And now, although she could not hear what was being said, she suddenly recognized, with a pang of agony that made her gasp for breath, the voice of her husband in earnest conversation with the woman who had been her guest two nights previous.

As noiselessly as a cat creeps after her prey, Anna Goddard stole across that spacious apartment and concealed herself among the voluminous folds of the draperies, where she found that she could easily hear all that was said.

"You are very hard, Isabel," she heard Gerald Goddard remark, in a reproachful voice.

"I grant you that," responded the liquid tones of his companion, "as far as you and—that woman are concerned, I have no more feeling than a stone."

At those words, "that woman," spoken in accents of supreme contempt, the eyes of Anna Goddard began to blaze with a baneful gleam.

"And you will never forgive me for the wrong I did you so long ago?" pleaded the man, with a sigh.

"What do you mean by that word 'forgive?'" coldly inquired Mrs. Stewart.

"Pardon, remission—as Shakespeare has it, 'forgive and quite forget old faults,'" returned Gerald Goddard, in a voice tremulous with repressed emotion.

"Forget!" repeated the beautiful woman, in a wondering tone.

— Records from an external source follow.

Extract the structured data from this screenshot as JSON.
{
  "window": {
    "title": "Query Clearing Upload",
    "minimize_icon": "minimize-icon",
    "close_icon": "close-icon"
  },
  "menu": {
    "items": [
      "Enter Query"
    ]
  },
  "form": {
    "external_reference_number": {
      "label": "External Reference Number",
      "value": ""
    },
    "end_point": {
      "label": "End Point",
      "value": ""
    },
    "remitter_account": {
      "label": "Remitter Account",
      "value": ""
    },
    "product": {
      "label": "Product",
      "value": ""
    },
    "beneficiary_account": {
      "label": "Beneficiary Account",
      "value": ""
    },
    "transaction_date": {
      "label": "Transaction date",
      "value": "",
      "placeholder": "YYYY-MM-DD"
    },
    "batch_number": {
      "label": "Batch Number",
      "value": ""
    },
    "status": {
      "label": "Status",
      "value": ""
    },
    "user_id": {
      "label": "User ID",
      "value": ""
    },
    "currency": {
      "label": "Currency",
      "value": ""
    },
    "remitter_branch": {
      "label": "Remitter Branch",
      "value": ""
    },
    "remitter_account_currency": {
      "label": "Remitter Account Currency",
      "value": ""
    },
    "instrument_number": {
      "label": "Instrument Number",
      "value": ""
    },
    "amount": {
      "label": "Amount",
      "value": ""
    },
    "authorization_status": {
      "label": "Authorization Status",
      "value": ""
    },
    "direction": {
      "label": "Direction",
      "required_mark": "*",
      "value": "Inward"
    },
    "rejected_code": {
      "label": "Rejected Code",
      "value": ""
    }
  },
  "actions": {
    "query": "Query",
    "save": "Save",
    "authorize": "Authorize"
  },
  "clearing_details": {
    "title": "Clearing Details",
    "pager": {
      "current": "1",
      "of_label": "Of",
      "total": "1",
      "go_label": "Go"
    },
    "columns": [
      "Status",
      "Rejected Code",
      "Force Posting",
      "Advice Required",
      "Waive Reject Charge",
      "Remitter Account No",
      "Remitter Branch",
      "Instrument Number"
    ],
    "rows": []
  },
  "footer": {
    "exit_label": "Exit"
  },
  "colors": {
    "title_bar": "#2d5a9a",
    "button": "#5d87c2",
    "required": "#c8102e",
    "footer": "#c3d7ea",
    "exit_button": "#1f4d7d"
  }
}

"Ah, if you could," eagerly cried her visitor; then, as if he could control himself no longer, he went on, with passionate vehemence: "Oh, Isabel! when you burst upon me, so like a radiant star, the other night, and I realized that you were still in the flesh, instead of lying in that lonely grave in far-off-Italy—when I saw you so grandly beautiful—saw how wonderfully you had developed in every way, all the old love came back to me, and I realized my foolish mistake of that by-gone time as I had never realized it before."